Mrs. Waddington was frowning as she entered the room. How often she had told this girl to call her "mater"!

But this was a small point, and not worth mentioning at a time like the present. She sank into a chair with a creaking groan. Strong woman though she was, Mrs. Sigsbee Waddington, like the chair, was near to breaking down.

"Good heavens, mother! What's the matter?"

"Send her away," muttered Mrs. Waddington, nodding at her stepdaughter's maid.

"All right, mother. I shan't want you any more, Julie. I can manage now. Shall I get you a glass of water, mother?"

Molly looked at her suffering stepparent with gentle concern, wishing that she had something stronger than water to offer. But her late mother had brought her up in that silly, stuffy way in which old-fashioned mothers used to bring up their daughters: and, incredible as it may seem in these enlightened days, Molly Waddington had reached the age of twenty without forming even a nodding acquaintance with alcohol. Now, no doubt, as she watched her stepmother gulping before her like a moose that has had trouble in the home, she regretted that she was not one of those sensible modern girls who always carry a couple of shots around with them in a jewelled flask.

But, though a defective upbringing kept her from being useful in this crisis, nobody could deny that, as she stood there half-dressed for dinner, Molly Waddington was extremely ornamental. If George Finch could have seen her at that moment.... But then if George Finch had seen her at that moment, he would immediately have shut his eyes like a gentleman: for there was that about her costume, in its present stage of development, which was not for the male gaze.

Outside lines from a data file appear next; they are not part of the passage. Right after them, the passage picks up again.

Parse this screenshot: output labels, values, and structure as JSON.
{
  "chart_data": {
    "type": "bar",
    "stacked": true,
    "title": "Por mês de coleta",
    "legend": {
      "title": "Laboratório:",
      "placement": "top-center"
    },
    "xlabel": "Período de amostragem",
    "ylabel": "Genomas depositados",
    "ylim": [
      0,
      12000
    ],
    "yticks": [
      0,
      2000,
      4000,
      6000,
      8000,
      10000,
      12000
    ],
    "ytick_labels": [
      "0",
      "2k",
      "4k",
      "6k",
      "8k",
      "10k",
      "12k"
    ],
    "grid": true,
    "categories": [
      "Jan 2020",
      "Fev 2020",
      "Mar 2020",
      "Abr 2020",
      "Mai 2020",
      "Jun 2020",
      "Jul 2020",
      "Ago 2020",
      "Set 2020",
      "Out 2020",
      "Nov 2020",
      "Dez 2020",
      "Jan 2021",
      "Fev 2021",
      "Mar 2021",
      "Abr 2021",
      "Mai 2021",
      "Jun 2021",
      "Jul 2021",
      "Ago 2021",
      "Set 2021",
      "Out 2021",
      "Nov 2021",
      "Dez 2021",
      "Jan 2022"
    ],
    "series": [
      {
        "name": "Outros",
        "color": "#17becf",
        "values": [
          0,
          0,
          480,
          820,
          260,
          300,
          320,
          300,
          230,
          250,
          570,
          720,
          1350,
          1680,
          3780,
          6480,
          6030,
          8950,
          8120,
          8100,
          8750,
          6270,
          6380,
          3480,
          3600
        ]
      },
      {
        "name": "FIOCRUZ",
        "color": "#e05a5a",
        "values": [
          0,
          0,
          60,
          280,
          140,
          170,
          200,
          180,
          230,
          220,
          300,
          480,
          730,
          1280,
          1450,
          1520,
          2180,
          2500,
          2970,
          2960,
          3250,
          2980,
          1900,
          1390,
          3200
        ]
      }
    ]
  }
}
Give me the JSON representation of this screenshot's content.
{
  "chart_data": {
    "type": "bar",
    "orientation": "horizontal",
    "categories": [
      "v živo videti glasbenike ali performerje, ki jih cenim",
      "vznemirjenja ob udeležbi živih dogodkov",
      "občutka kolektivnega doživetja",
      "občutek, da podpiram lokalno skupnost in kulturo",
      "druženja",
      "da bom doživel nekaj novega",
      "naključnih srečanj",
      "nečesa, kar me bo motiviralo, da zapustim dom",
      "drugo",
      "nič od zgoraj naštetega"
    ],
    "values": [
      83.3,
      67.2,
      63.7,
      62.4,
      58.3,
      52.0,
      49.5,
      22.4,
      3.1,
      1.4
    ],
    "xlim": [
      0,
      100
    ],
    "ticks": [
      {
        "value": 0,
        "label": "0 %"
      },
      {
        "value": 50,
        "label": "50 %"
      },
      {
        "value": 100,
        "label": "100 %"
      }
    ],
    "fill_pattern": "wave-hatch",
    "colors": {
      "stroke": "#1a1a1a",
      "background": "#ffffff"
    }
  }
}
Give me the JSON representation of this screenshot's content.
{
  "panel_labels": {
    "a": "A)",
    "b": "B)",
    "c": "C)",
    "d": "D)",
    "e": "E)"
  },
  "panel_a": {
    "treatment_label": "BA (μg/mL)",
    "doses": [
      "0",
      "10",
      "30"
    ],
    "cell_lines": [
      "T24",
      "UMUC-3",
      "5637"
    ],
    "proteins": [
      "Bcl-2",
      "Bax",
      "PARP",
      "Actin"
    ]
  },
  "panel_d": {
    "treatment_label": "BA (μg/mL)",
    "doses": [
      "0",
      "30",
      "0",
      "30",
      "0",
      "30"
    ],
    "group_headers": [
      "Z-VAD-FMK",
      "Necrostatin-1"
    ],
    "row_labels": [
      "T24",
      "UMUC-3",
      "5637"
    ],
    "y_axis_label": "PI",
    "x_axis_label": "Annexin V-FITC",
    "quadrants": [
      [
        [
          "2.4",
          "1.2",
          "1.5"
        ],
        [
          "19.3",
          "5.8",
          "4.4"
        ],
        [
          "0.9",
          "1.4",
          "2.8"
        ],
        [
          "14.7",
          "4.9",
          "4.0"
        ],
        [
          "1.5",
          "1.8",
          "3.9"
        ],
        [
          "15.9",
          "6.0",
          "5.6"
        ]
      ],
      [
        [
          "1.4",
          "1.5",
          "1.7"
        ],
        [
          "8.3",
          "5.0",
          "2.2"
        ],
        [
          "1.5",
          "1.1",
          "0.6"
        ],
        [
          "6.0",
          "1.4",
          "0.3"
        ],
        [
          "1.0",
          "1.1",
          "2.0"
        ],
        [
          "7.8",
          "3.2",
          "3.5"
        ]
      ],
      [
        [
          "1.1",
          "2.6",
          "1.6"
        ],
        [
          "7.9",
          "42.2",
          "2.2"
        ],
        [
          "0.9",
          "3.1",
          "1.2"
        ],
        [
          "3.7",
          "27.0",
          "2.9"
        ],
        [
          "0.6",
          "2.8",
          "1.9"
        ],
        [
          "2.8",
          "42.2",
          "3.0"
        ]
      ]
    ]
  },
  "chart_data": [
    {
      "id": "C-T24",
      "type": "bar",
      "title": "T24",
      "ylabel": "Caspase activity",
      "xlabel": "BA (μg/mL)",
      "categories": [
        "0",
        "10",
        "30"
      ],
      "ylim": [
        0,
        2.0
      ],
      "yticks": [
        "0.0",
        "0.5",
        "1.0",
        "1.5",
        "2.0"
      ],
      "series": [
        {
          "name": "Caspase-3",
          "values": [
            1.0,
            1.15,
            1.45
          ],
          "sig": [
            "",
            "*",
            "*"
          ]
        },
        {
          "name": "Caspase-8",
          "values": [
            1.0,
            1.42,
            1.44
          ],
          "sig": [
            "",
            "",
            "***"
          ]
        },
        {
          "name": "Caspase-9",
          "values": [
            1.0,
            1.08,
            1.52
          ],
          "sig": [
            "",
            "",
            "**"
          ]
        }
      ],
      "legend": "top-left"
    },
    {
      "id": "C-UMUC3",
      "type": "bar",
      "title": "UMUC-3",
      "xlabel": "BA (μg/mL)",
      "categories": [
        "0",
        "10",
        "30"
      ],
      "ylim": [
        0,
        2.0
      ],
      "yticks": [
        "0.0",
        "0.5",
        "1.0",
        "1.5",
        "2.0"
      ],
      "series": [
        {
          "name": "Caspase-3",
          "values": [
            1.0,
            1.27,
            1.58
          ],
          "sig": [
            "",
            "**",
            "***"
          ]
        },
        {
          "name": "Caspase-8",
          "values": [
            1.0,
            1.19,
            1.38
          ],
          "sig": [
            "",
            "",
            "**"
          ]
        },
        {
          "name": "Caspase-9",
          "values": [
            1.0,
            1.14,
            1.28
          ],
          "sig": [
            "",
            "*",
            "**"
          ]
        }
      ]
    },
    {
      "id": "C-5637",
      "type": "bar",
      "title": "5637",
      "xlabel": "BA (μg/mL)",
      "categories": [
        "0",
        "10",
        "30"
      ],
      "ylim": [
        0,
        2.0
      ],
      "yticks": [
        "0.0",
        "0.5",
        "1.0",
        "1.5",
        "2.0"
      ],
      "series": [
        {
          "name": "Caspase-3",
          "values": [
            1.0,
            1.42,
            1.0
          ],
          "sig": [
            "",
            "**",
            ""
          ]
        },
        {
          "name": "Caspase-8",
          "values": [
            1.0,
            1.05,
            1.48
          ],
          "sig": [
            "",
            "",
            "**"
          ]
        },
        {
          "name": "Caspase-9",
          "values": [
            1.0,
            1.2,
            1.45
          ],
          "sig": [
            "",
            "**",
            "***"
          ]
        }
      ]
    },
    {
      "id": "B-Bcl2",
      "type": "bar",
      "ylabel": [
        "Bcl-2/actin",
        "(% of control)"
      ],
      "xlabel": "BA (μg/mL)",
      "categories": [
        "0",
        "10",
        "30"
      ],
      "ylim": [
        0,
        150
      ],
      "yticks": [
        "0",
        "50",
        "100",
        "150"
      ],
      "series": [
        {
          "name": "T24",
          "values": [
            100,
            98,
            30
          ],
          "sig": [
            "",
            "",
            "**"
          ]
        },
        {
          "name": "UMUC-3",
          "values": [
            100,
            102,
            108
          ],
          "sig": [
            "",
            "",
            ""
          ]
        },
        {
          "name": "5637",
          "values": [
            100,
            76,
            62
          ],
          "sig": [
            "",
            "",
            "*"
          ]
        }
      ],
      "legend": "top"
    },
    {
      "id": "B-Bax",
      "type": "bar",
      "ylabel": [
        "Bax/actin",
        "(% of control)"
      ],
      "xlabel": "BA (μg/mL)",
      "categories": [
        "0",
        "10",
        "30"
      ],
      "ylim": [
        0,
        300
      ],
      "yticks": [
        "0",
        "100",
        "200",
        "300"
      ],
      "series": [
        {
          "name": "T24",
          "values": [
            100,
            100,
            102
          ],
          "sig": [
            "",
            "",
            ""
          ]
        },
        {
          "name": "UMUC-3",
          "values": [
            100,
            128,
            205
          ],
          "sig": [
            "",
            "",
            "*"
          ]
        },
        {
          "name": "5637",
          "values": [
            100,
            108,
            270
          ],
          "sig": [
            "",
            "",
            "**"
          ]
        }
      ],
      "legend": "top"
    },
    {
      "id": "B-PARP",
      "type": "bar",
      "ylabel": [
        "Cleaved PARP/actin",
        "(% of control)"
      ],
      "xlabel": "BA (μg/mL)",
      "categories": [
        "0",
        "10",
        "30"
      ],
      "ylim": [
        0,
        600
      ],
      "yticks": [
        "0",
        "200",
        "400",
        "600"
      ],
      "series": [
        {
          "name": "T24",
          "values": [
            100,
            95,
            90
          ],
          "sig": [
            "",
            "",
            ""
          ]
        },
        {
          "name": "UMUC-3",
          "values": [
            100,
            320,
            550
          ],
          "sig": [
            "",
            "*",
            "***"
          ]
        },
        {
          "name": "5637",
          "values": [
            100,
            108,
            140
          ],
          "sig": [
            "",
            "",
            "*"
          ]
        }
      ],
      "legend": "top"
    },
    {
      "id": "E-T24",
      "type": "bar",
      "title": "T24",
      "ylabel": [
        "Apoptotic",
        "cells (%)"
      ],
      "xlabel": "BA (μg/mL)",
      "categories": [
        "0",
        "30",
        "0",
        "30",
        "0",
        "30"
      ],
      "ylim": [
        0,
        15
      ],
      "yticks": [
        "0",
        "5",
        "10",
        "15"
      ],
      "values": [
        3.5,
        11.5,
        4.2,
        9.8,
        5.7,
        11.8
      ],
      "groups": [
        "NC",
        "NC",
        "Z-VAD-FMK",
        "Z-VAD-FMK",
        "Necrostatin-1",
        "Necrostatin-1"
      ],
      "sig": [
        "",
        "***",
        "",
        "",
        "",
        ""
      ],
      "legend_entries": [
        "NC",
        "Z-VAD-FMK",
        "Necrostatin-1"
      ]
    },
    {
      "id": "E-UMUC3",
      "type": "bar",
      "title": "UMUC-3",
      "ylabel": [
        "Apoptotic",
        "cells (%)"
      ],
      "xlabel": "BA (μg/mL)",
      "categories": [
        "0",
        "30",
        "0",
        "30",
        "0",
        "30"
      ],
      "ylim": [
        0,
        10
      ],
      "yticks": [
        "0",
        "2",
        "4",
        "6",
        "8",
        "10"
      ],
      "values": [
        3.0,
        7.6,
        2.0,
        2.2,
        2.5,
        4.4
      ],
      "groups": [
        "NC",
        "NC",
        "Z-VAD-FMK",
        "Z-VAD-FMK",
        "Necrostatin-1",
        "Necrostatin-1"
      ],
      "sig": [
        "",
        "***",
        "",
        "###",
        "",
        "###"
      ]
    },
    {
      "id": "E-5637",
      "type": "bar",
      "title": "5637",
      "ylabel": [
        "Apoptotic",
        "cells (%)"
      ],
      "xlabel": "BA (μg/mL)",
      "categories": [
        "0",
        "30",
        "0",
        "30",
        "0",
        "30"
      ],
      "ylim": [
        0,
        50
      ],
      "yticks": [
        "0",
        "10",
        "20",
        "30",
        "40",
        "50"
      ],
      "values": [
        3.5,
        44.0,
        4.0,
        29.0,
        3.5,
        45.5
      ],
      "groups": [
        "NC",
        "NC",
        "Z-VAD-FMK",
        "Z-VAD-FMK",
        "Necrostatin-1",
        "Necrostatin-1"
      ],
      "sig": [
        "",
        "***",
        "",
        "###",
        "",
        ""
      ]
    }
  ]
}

Still, however quickly he had shut his eyes, he could not have shut them rapidly enough to keep from seeing that Mullett, in his recent remarks on an absorbing subject, had shown an even nicer instinct for the mot juste than he had supposed. Beyond all chance for evasion or doubt, Molly Waddington was cuddly. She was wearing primrose knickers, and her silk-stockinged legs tapered away to little gold shoes. Her pink fingers were clutching at a blue dressing-jacket with swan's-down trimming. Her bobbed hair hung about a round little face with a tip-tilted little nose. Her eyes were large, her teeth small and white and even. She had a little brown mole on the back of her neck and—in short, to sum the whole thing up, if George Finch could have caught even the briefest glimpse of her at this juncture, he must inevitably have fallen over sideways, yapping like a dog.

Mrs. Waddington's breathing had become easier, and she was sitting up in her chair with something like the old imperiousness.

"Molly," said Mrs. Waddington, "have you been giving your father Zane Grey?"